我正在检查这个搬运工词干分析器。下面他们说我应该改变我的第一行。我到底做了什么,但词干分析器不起作用。一个好的例子可能是什么?
#!/usr/local/bin/perl -w
#
# Perl implementation of the porter stemming algorithm
# described in the paper: "An algorithm for suffix stripping, M F Porter"
# http://www.muscat.com/~martin/stem.html
#
# Daniel van Balen (vdaniel@ldc.usb.ve)
#
# October-1999
#
# To Use:
#
# Put the line "use porter;" in your code. This will import the subroutine
# porter into your current name space (by default this is Main:: ).

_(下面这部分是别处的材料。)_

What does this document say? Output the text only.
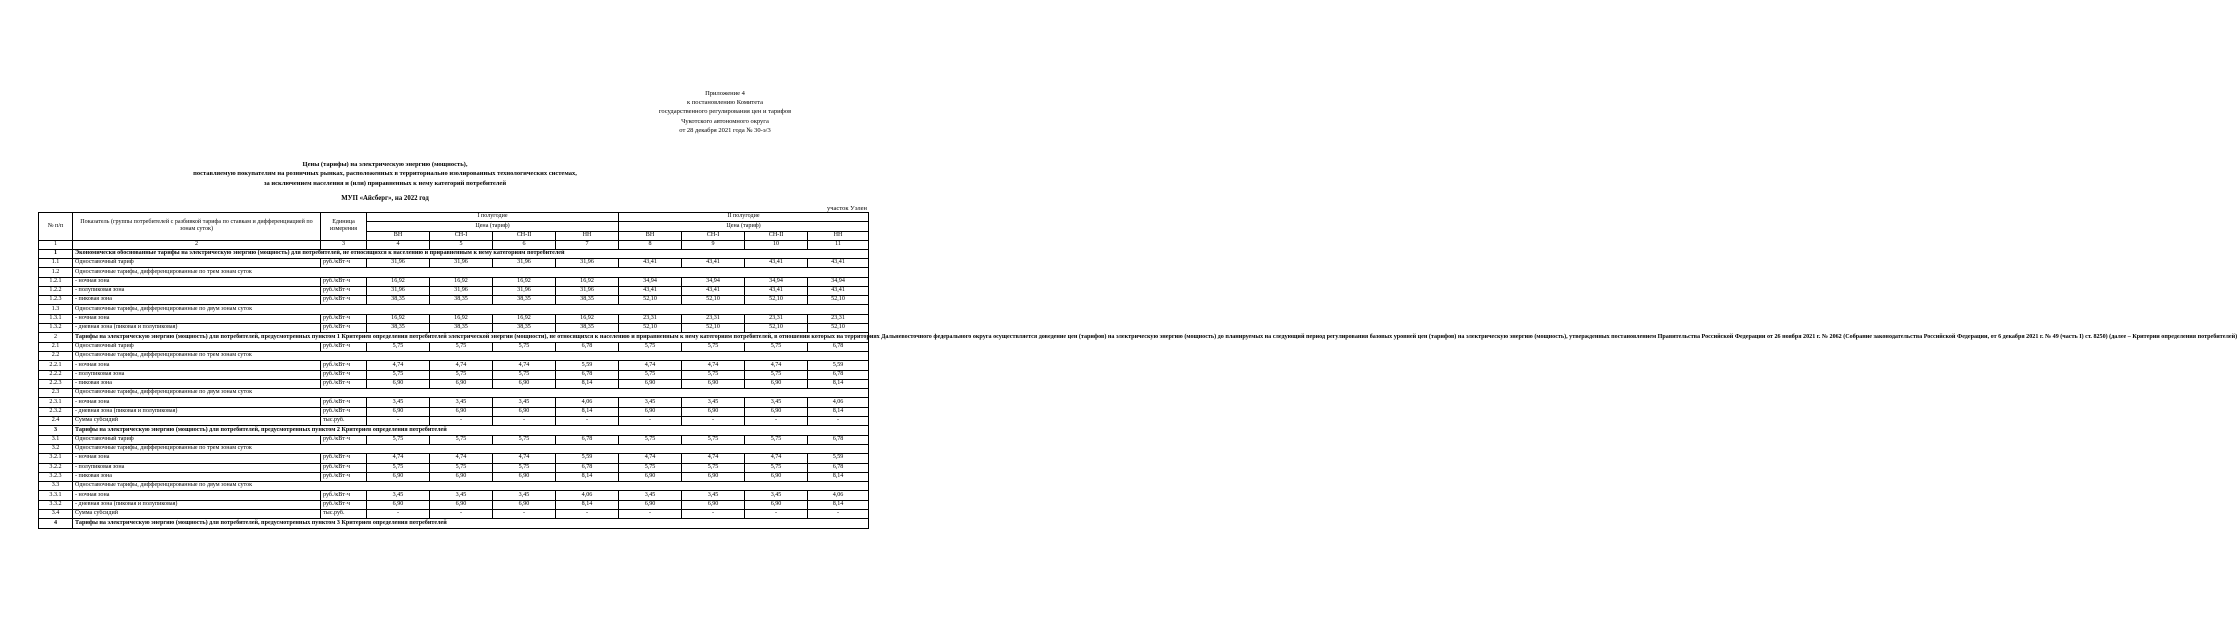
Приложение 4
к постановлению Комитета
государственного регулирования цен и тарифов
Чукотского автономного округа
от 28 декабря 2021 года № 30-э/3
Цены (тарифы) на электрическую энергию (мощность),
поставляемую покупателям на розничных рынках, расположенных в территориально изолированных технологических системах,
за исключением населения и (или) приравненных к нему категорий потребителей
МУП «Айсберг», на 2022 год
участок Уэлен
№ п/п	Показатель (группы потребителей с разбивкой тарифа по ставкам и дифференциацией по зонам суток)	Единица измерения	I полугодие				II полугодие			
			Цена (тариф)				Цена (тариф)			
			ВН	СН-I	СН-II	НН	ВН	СН-I	СН-II	НН
1	2	3	4	5	6	7	8	9	10	11
1	Экономически обоснованные тарифы на электрическую энергию (мощность) для потребителей, не относящихся к населению и приравненным к нему категориям потребителей									
1.1	Одноставочный тариф	руб./кВт·ч	31,96	31,96	31,96	31,96	43,41	43,41	43,41	43,41
1.2	Одноставочные тарифы, дифференцированные по трем зонам суток									
1.2.1	- ночная зона	руб./кВт·ч	16,92	16,92	16,92	16,92	34,94	34,94	34,94	34,94
1.2.2	- полупиковая зона	руб./кВт·ч	31,96	31,96	31,96	31,96	43,41	43,41	43,41	43,41
1.2.3	- пиковая зона	руб./кВт·ч	38,35	38,35	38,35	38,35	52,10	52,10	52,10	52,10
1.3	Одноставочные тарифы, дифференцированные по двум зонам суток									
1.3.1	- ночная зона	руб./кВт·ч	16,92	16,92	16,92	16,92	23,31	23,31	23,31	23,31
1.3.2	- дневная зона (пиковая и полупиковая)	руб./кВт·ч	38,35	38,35	38,35	38,35	52,10	52,10	52,10	52,10
2	Тарифы на электрическую энергию (мощность) для потребителей, предусмотренных пунктом 1 Критериев определения потребителей электрической энергии (мощности), не относящихся к населению и приравненным к нему категориям потребителей, в отношении которых на территориях Дальневосточного федерального округа осуществляется доведение цен (тарифов) на электрическую энергию (мощность) до планируемых на следующий период регулирования базовых уровней цен (тарифов) на электрическую энергию (мощность), утвержденных постановлением Правительства Российской Федерации от 26 ноября 2021 г. № 2062 (Собрание законодательства Российской Федерации, от 6 декабря 2021 г. № 49 (часть I) ст. 8250) (далее – Критерии определения потребителей)									
2.1	Одноставочный тариф	руб./кВт·ч	5,75	5,75	5,75	6,78	5,75	5,75	5,75	6,78
2.2	Одноставочные тарифы, дифференцированные по трем зонам суток									
2.2.1	- ночная зона	руб./кВт·ч	4,74	4,74	4,74	5,59	4,74	4,74	4,74	5,59
2.2.2	- полупиковая зона	руб./кВт·ч	5,75	5,75	5,75	6,78	5,75	5,75	5,75	6,78
2.2.3	- пиковая зона	руб./кВт·ч	6,90	6,90	6,90	8,14	6,90	6,90	6,90	8,14
2.3	Одноставочные тарифы, дифференцированные по двум зонам суток									
2.3.1	- ночная зона	руб./кВт·ч	3,45	3,45	3,45	4,06	3,45	3,45	3,45	4,06
2.3.2	- дневная зона (пиковая и полупиковая)	руб./кВт·ч	6,90	6,90	6,90	8,14	6,90	6,90	6,90	8,14
2.4	Сумма субсидий	тыс.руб.	-	-	-	-	-	-	-	-
3	Тарифы на электрическую энергию (мощность) для потребителей, предусмотренных пунктом 2 Критериев определения потребителей									
3.1	Одноставочный тариф	руб./кВт·ч	5,75	5,75	5,75	6,78	5,75	5,75	5,75	6,78
3.2	Одноставочные тарифы, дифференцированные по трем зонам суток									
3.2.1	- ночная зона	руб./кВт·ч	4,74	4,74	4,74	5,59	4,74	4,74	4,74	5,59
3.2.2	- полупиковая зона	руб./кВт·ч	5,75	5,75	5,75	6,78	5,75	5,75	5,75	6,78
3.2.3	- пиковая зона	руб./кВт·ч	6,90	6,90	6,90	8,14	6,90	6,90	6,90	8,14
3.3	Одноставочные тарифы, дифференцированные по двум зонам суток									
3.3.1	- ночная зона	руб./кВт·ч	3,45	3,45	3,45	4,06	3,45	3,45	3,45	4,06
3.3.2	- дневная зона (пиковая и полупиковая)	руб./кВт·ч	6,90	6,90	6,90	8,14	6,90	6,90	6,90	8,14
3.4	Сумма субсидий	тыс.руб.	-	-	-	-	-	-	-	-
4	Тарифы на электрическую энергию (мощность) для потребителей, предусмотренных пунктом 3 Критериев определения потребителей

Make
# sure this file, "porter.pm" is in your @INC path (it includes the current
# directory).
# Afterwards use by calling "porter(<word>)" where <word> is the word to strip.
# The stripped word will be the returned value.
#
# REMEMBER TO CHANGE THE FIRST LINE TO POINT TO THE PATH TO YOUR PERL
# BINARY
#
作为代码,我正在编写以下内容:
use Lingua::StopWords qw(getStopWords);
use Main::porter;
my $stopwords = getStopWords('en');
@stopwords = grep { $stopwords->{$_} } (keys %$stopwords);
chdir("c:/perl/input");
@files = <*>;
foreach $file (@files)
{
open (input, $file);
while (<input>)
{
open (output,">>c:/perl/normalized/".$file);
chomp;
porter<$_>;
for my $stop (@stopwords)
{
s/\b\Q$stop\E\b//ig;
}
$_ =~s/<[^>]*>//g;
$_ =~ s/[[:punct:]]//g;
print output "$_\n";
}
}
close (input);
close (output);
该代码没有给出任何错误,只是它没有阻止任何东西!!!